This analysis responds to a request from Senators Smith, Voinovich, and Brownback to examine the costs of specific multi-emission reduction strategies in the electricity generation sector (see Appendix A for the requesting letter). In their request, Senators Smith, Voinovich, and Brownback asked the Energy Information Administration (EIA) to analyze the impacts of three scenarios with alternative power sector emission caps on nitrogen oxides (NOx), sulfur dioxide (SO2) and mercury (Hg). They also requested an analysis of the potential costs of requiring power suppliers to acquire offsets for any increase in carbon dioxide (CO2) emissions that occur beyond the level expected in 2008.

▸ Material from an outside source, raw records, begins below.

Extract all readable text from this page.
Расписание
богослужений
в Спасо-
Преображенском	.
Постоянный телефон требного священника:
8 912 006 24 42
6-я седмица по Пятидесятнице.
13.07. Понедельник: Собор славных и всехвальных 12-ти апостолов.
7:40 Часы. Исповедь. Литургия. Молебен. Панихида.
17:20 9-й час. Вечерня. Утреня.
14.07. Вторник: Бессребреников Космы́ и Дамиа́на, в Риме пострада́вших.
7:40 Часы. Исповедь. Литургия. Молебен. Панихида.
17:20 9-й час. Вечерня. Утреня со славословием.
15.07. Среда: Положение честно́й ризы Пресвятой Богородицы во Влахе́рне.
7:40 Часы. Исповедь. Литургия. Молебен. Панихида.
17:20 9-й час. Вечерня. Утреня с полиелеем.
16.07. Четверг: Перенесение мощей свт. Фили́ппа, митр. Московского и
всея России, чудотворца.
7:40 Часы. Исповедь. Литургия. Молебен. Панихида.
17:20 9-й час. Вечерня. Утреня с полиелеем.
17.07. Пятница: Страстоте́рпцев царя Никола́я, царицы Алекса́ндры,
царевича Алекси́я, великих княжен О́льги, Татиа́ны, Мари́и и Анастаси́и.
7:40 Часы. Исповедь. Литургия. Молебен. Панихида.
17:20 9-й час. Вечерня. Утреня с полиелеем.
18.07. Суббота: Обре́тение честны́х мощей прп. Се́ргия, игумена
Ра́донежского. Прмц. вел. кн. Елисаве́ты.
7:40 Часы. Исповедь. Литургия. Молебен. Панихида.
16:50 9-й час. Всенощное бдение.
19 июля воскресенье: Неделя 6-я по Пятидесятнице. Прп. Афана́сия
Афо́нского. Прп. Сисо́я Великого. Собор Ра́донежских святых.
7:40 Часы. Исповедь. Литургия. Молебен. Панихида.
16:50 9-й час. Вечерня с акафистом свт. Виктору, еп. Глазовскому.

Specifically, EIA was asked to analyze the following three scenarios for reducing power sector emissions with and without holding CO2 emissions to 2008 reference case levels:

  • Scenario 1: Reduce NOx emissions by 75 percent below 1997 levels, SO2 emissions by 75 percent below full implementation of Title IV of the Clean Air Act Amendments of 1990 (CAAA90), and Hg emissions by 75 percent below 1999 levels by 2012, with half the reductions for each of the emissions occurring by 2007.
  • Scenario 2: Reduce NOx emissions by 65 percent below 1997 levels, SO2 emissions by 65 percent below full implementation of Title IV of the CAAA90, and Hg emissions by 65 percent below 1999 levels by 2012, with half the reductions occurring by 2007.
  • Scenario 3: Reduce NOx emissions by 50 percent below 1997 levels, SO2 emissions by 50 percent below full implementation of Title IV of the CAAA90, and Hg emissions by 50 percent below 1999 levels, with half the reductions occurring by 2007.

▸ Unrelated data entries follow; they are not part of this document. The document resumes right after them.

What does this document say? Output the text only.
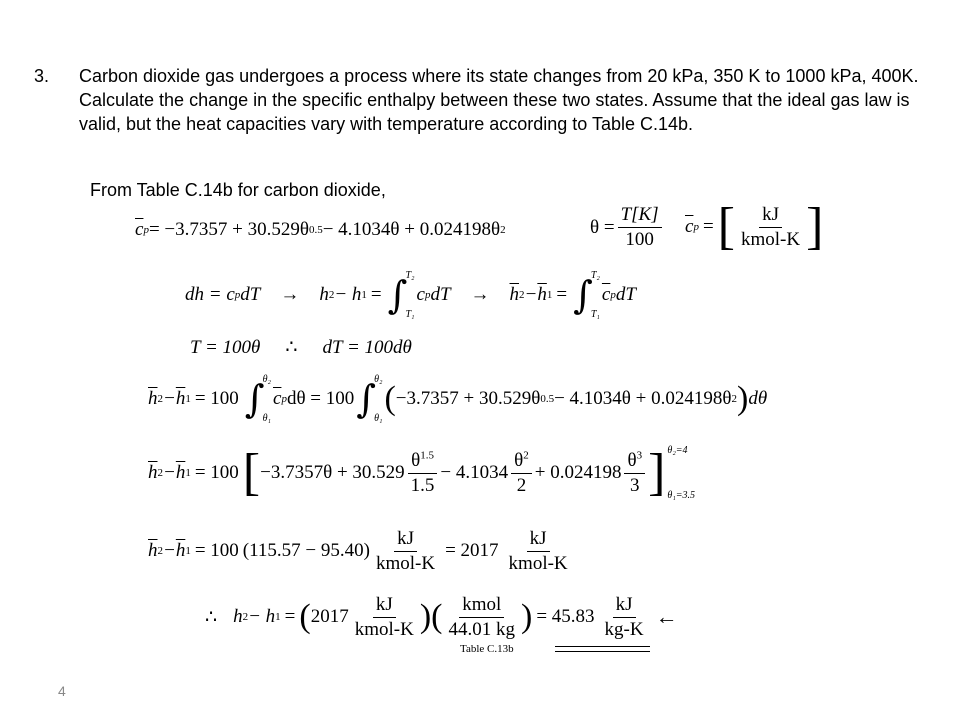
3. Carbon dioxide gas undergoes a process where its state changes from 20 kPa, 350 K to 1000 kPa, 400K. Calculate the change in the specific enthalpy between these two states. Assume that the ideal gas law is valid, but the heat capacities vary with temperature according to Table C.14b.
From Table C.14b for carbon dioxide,
$\overline{c}$ p = −3.7357 + 30.529θ 0.5 − 4.1034θ + 0.024198θ 2	$\theta = \frac{T[K]}{100} \overline{c}$ p = [ $\frac{kJ}{\text{kmol-K}}$ ]
dh = c p dT → h 2 − h 1 = ∫
T₂
T₁
c p dT → $\overline{h}$ $2 - \overline{h}$ 1 = ∫
T₂
T₁
$\overline{c}$ p dT
T = 100θ ∴ dT = 100dθ
$\overline{h}$ $2 - \overline{h}$ 1 = 100 ∫
θ₂
θ₁
$\overline{c}$ p dθ = 100 ∫
θ₂
θ₁
( −3.7357 + 30.529θ 0.5 − 4.1034θ + 0.024198θ 2 ) dθ
$\overline{h}$ $2 - \overline{h}$ 1 = 100 [ $-3.7357\theta + 30.529 \frac{\theta^{1.5}}{1.5} - 4.1034 \frac{\theta^2}{2} + 0.024198 \frac{\theta^3}{3}$ ] θ₂=4
θ₁=3.5
$\overline{h}$ $2 - \overline{h}$ 1 = 100 $(115.57 - 95.40) \frac{kJ}{\text{kmol-K}} = 2017 \frac{kJ}{\text{kmol-K}}$
∴ h 2 − h 1 = ( $2017 \frac{kJ}{\text{kmol-K}}$ ) ( $\frac{\text{kmol}}{44.01 kg}$ ) = $45.83 \frac{kJ}{kg-K}$ ←
Table C.13b
4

The emissions reduction programs are assumed to cover all power generators other than industrial cogenerators and are patterned after the SO2 allowance trading program created in the CAAA90. For Hg the Senators specified that half the reductions require d in each scenario are to come from site-specific reductions. The specific emission caps imposed in each case are given in Table ES1.

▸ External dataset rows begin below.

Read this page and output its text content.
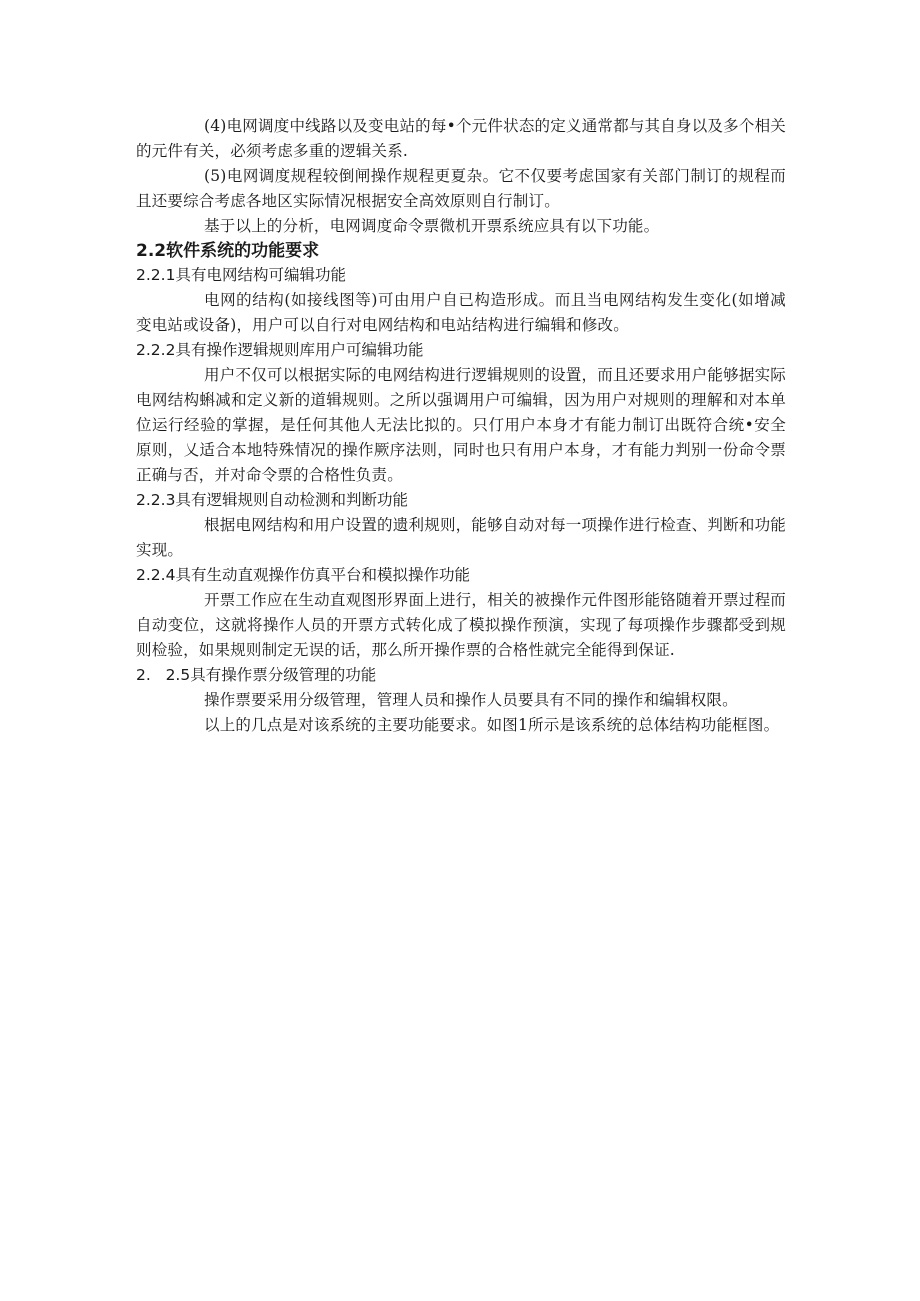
(4)电网调度中线路以及变电站的每•个元件状态的定义通常都与其自身以及多个相关的元件有关，必须考虑多重的逻辑关系.

(5)电网调度规程较倒闸操作规程更夏杂。它不仅要考虑国家有关部门制订的规程而且还要综合考虑各地区实际情况根据安全高效原则自行制订。

基于以上的分析，电网调度命令票微机开票系统应具有以下功能。

2.2软件系统的功能要求
2.2.1具有电网结构可编辑功能

电网的结构(如接线图等)可由用户自已构造形成。而且当电网结构发生变化(如增减变电站或设备)，用户可以自行对电网结构和电站结构进行编辑和修改。

2.2.2具有操作逻辑规则库用户可编辑功能

用户不仅可以根据实际的电网结构进行逻辑规则的设置，而且还要求用户能够据实际电网结构蝌减和定义新的道辑规则。之所以强调用户可编辑，因为用户对规则的理解和对本单位运行经验的掌握，是任何其他人无法比拟的。只仃用户本身才有能力制订出既符合统•安全原则，乂适合本地特殊情况的操作厥序法则，同时也只有用户本身，才有能力判别一份命令票正确与否，并对命令票的合格性负责。

2.2.3具有逻辑规则自动检测和判断功能

根据电网结构和用户设置的遗利规则，能够自动对每一项操作进行检查、判断和功能实现。

2.2.4具有生动直观操作仿真平台和模拟操作功能

开票工作应在生动直观图形界面上进行，相关的被操作元件图形能铬随着开票过程而自动变位，这就将操作人员的开票方式转化成了模拟操作预演，实现了每项操作步骤都受到规则检验，如果规则制定无误的话，那么所开操作票的合格性就完全能得到保证.

2.   2.5具有操作票分级管理的功能

操作票要采用分级管理，管理人员和操作人员要具有不同的操作和编辑权限。

以上的几点是对该系统的主要功能要求。如图1所示是该系统的总体结构功能框图。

The key results of controlling NOx, SO2, and Hg to the required levels include:

  • Adding emissions control equipment to reduce NOx,SO2, and Hg is projected to be the dominant compliance option (Table ES2). The values in Table ES2 indicate that emissions control equipment is expected to be added to many of the existing U.S. coal-fired electric power plants, which currently total just over 300 gigawatts of capacity. The percentage of existing coal-fired capacity expected to have SO2 scrubbers is larger than suggested by the values shown in Table ES2, because 90 gigawatts of that capacity already is equipped with scrubbers.
  • Decreased use of coal and increased use of natural gas in the electricity sector is projected to result when emission reduction efforts of these levels are required. By 2020, coal-fired electricity generation is projected to be between 4 percent and 10 percent below the reference case level, and natural-gas-fired generation is projected to be between 4 percent and 10 percent above the reference case level (Table ES3).
  • The potential for emission “leakage” outside the electricity generation sector is slight,1 because coal plays such a small role in the residential, commercial, and industrial sectors and because the higher natural gas prices that result from increased use of natural gas in the generation sector lead to lower overall fuel consumption and lower emissions in the non-electricity sectors.
  • Emission allowance costs and electricity prices are projected to increase as the caps on NOx, SO2, and Hg are tightened across the cases. The price of electricity is projected to be between 1 percent and 6 percent higher in 2020 than in the reference case. The Nation’s total electricity bill (in 1999 dollars) is projected to be between $3 billion and $13 billion (1 to 5 percent) higher in 2020 than projected in the reference case.
  • Over the 2001 to 2020 forecast period, power supplier resource costs (in 1999 dollars) are projected to be between $28 billion and $89 billion higher than in the reference case.
  • If power suppliers were required to purchase offsets for CO2 emissions above the level projected to be emitted in 2008 in the reference case, they would need to purchase between 65 million and 89 million metric tons of offsets in 2020. There is considerable uncertainty about the potenial price of carbon offsets in world markets, and EIA has not performed any analysis in this area; however, using information from the Pacific Northwest Laboratory’s Second Generation Model (SGM) and assuming that the United States would not participate in the Kyoto Protocol, it appears that full worldwide trading of energy-related carbon offsets would lead to a price of about $10 per ton. At that price, the cost of purchasing offsets in the three cases would range between $654 million and $888 million in 2020, or roughly 0.3 to 0.4 percent of the industry’s projected revenue in 2020. If trading programs also include offsets from reductions in emissions of other greenhouse gases (such as methane) or investments in “carbon sinks” (such as reforestation programs)— which are not analyzed in this report—the costs could be lower.
  • As in any 20-year projection, these results include numerous uncertainties. Key uncertainties include the following:
  • Future natural gas prices. Higher natural gas prices than those projected in this report would increase the costs of reducing power sector emissions.
  • Cost and performance of new emissions control equipment. Because few full-scale tests have been conducted, there is significant uncertainty about the cost and performance of Hg control equipment. In addition, the impact of equipment designed to remove NOx and SO2 on Hg emissions is also uncertain at this time.
  • The changing structure of U.S. electricity markets. This study assumes that wholesale power markets in the U.S. will behave competitively. If they do not, compliance costs could be higher.
  • The policy instrument used to reduce power plant emissions. This study assumes that an efficient cap and trade system will be set up to reduce power plant emissions. Numerous other policy instruments—such as taxes, technical standards, or a generation performance standard with cap and trade—are available. If an alternative instrument were used, the compliance costs and price impacts would be different from those projected in this analysis.